In a series or df column, I want to count the number of values that fit within predefined bins (easy) and meaningfully label the bin values (problem).
import pandas as pd
data = [{'A': 1, 'B': "Jim"}, {'A': 5, 'B': "Jim"}, {'A': 2, 'B': "Bob"}, {'A': 3, 'B': "Bob"}]
df = pd.DataFrame(data)
mBins = [-1, 2, 4, 6]
mLabels = ["0-2", "3-4", "5-6"]
simple_VC = df["A"].value_counts(bins=mBins)
Out[25]: # ugly bin values
(-1.001, 2.0] 2
(2.0, 4.0] 1
(4.0, 6.0] 1
# Wanted more meaningful bin values:
0-2 2
3-4 1
5-6 1
I've tried using pd.cut, which allows me to label the bins, but I'm not sure how to use this in a value count. I've also tried to rename, but I don't know how to specify values like (4.0, 6.0], which are neither text or non-text.

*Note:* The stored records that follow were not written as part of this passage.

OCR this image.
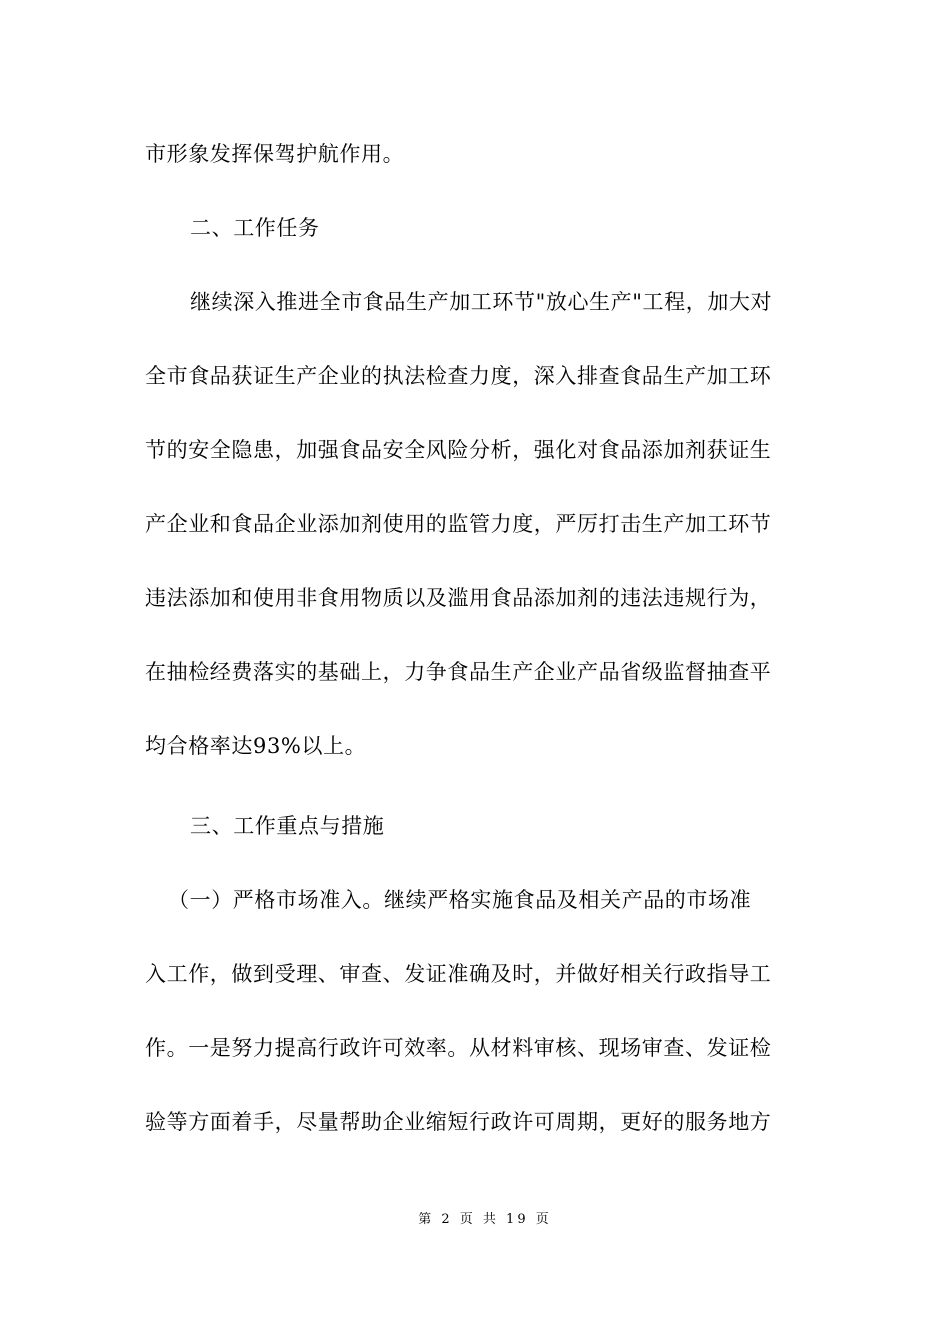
市形象发挥保驾护航作用。
二、工作任务
继续深入推进全市食品生产加工环节"放心生产"工程，加大对
全市食品获证生产企业的执法检查力度，深入排查食品生产加工环
节的安全隐患，加强食品安全风险分析，强化对食品添加剂获证生
产企业和食品企业添加剂使用的监管力度，严厉打击生产加工环节
违法添加和使用非食用物质以及滥用食品添加剂的违法违规行为，
在抽检经费落实的基础上，力争食品生产企业产品省级监督抽查平
均合格率达93%以上。
三、工作重点与措施
（一）严格市场准入。继续严格实施食品及相关产品的市场准
入工作，做到受理、审查、发证准确及时，并做好相关行政指导工
作。一是努力提高行政许可效率。从材料审核、现场审查、发证检
验等方面着手，尽量帮助企业缩短行政许可周期，更好的服务地方
第 2 页 共 19 页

How do I label the binned value counts - if possible during the value count, and how to rename bin ranges?
The bins
parameter is actually just a convenience that calls cut
internally.
You can therefor cut
the values manually and use the labels
parameter before value_counts
:
out = pd.cut(df['A'], mBins, labels=mLabels).value_counts()

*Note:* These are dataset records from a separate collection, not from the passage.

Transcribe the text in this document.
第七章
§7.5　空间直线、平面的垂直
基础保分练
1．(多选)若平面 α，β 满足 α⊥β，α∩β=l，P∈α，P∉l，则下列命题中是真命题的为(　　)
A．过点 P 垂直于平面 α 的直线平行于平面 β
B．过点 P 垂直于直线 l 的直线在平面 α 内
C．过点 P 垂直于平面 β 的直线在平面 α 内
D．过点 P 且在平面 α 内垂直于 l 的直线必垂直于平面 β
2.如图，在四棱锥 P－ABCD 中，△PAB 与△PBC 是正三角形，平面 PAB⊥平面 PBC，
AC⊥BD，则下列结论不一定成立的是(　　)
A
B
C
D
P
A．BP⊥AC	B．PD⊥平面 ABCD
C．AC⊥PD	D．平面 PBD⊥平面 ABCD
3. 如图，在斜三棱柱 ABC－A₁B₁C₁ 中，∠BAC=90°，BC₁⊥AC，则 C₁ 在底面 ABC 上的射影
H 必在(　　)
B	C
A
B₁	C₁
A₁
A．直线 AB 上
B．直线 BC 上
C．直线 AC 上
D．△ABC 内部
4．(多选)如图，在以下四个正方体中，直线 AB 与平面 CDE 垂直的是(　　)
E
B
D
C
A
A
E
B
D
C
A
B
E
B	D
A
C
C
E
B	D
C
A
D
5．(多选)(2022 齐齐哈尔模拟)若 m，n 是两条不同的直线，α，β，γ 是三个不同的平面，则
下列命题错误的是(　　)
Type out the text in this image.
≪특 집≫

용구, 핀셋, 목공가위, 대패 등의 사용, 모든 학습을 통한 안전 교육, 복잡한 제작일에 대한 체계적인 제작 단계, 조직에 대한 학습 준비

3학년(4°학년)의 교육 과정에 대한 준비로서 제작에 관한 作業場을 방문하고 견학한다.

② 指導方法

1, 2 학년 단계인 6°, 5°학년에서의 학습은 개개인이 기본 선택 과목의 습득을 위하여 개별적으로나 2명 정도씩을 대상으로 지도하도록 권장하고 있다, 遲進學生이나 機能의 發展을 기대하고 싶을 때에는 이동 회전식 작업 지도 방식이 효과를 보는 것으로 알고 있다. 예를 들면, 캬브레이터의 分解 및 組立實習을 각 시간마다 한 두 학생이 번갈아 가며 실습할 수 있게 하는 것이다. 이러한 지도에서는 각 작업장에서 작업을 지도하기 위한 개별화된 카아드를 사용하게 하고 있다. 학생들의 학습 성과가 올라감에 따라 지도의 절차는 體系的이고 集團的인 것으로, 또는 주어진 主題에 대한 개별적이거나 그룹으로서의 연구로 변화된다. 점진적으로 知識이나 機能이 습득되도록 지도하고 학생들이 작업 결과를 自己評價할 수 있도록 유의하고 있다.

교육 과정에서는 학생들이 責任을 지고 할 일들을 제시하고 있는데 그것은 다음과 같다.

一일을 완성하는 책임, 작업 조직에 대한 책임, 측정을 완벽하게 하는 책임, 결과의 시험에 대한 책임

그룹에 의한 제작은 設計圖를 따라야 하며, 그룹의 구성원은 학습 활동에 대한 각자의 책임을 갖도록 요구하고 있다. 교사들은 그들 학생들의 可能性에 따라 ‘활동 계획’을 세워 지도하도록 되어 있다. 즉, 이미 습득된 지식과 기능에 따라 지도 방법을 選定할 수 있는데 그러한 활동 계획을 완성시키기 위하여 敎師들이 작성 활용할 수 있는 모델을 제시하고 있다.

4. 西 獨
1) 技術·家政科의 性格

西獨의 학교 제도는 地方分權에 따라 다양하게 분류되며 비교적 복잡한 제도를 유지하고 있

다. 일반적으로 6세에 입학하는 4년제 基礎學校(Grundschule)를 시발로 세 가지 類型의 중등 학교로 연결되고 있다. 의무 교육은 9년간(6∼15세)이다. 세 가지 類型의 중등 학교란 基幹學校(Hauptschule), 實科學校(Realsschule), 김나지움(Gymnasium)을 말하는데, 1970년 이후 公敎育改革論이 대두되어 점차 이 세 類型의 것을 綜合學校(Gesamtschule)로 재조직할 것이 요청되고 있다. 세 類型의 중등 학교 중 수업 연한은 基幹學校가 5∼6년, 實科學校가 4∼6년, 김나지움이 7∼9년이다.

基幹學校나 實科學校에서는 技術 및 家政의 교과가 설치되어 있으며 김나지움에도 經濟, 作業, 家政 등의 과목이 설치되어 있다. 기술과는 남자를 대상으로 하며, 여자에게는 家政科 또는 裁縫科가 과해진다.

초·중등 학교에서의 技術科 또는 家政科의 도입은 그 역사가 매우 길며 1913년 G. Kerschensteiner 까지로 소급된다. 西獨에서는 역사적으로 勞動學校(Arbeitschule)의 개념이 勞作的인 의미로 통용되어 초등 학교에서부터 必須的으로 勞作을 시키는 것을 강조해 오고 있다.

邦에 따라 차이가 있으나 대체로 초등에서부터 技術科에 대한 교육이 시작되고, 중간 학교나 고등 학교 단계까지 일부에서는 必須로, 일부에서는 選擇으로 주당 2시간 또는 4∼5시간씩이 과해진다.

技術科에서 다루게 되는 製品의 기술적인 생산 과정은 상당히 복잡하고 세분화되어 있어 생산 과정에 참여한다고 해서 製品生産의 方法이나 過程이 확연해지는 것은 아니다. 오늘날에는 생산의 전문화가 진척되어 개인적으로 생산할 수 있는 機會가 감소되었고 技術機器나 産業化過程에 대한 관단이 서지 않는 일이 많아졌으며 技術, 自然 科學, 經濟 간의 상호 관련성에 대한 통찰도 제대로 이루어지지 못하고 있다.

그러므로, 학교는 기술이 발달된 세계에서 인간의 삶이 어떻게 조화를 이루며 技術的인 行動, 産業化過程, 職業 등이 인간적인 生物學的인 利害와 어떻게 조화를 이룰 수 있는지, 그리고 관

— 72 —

If you don't want to provide the labels, you could also infer them from the intervals and rename
:
from math import ceil
out = (df['A'].value_counts(bins=mBins)
.rename(lambda x: f'{ceil(x.left+1)}-{ceil(x.right)}')
)
NB. this is an example for integer values/bounds.
Output:
A
0-2 2
3-4 1
5-6 1
Name: count, dtype: int64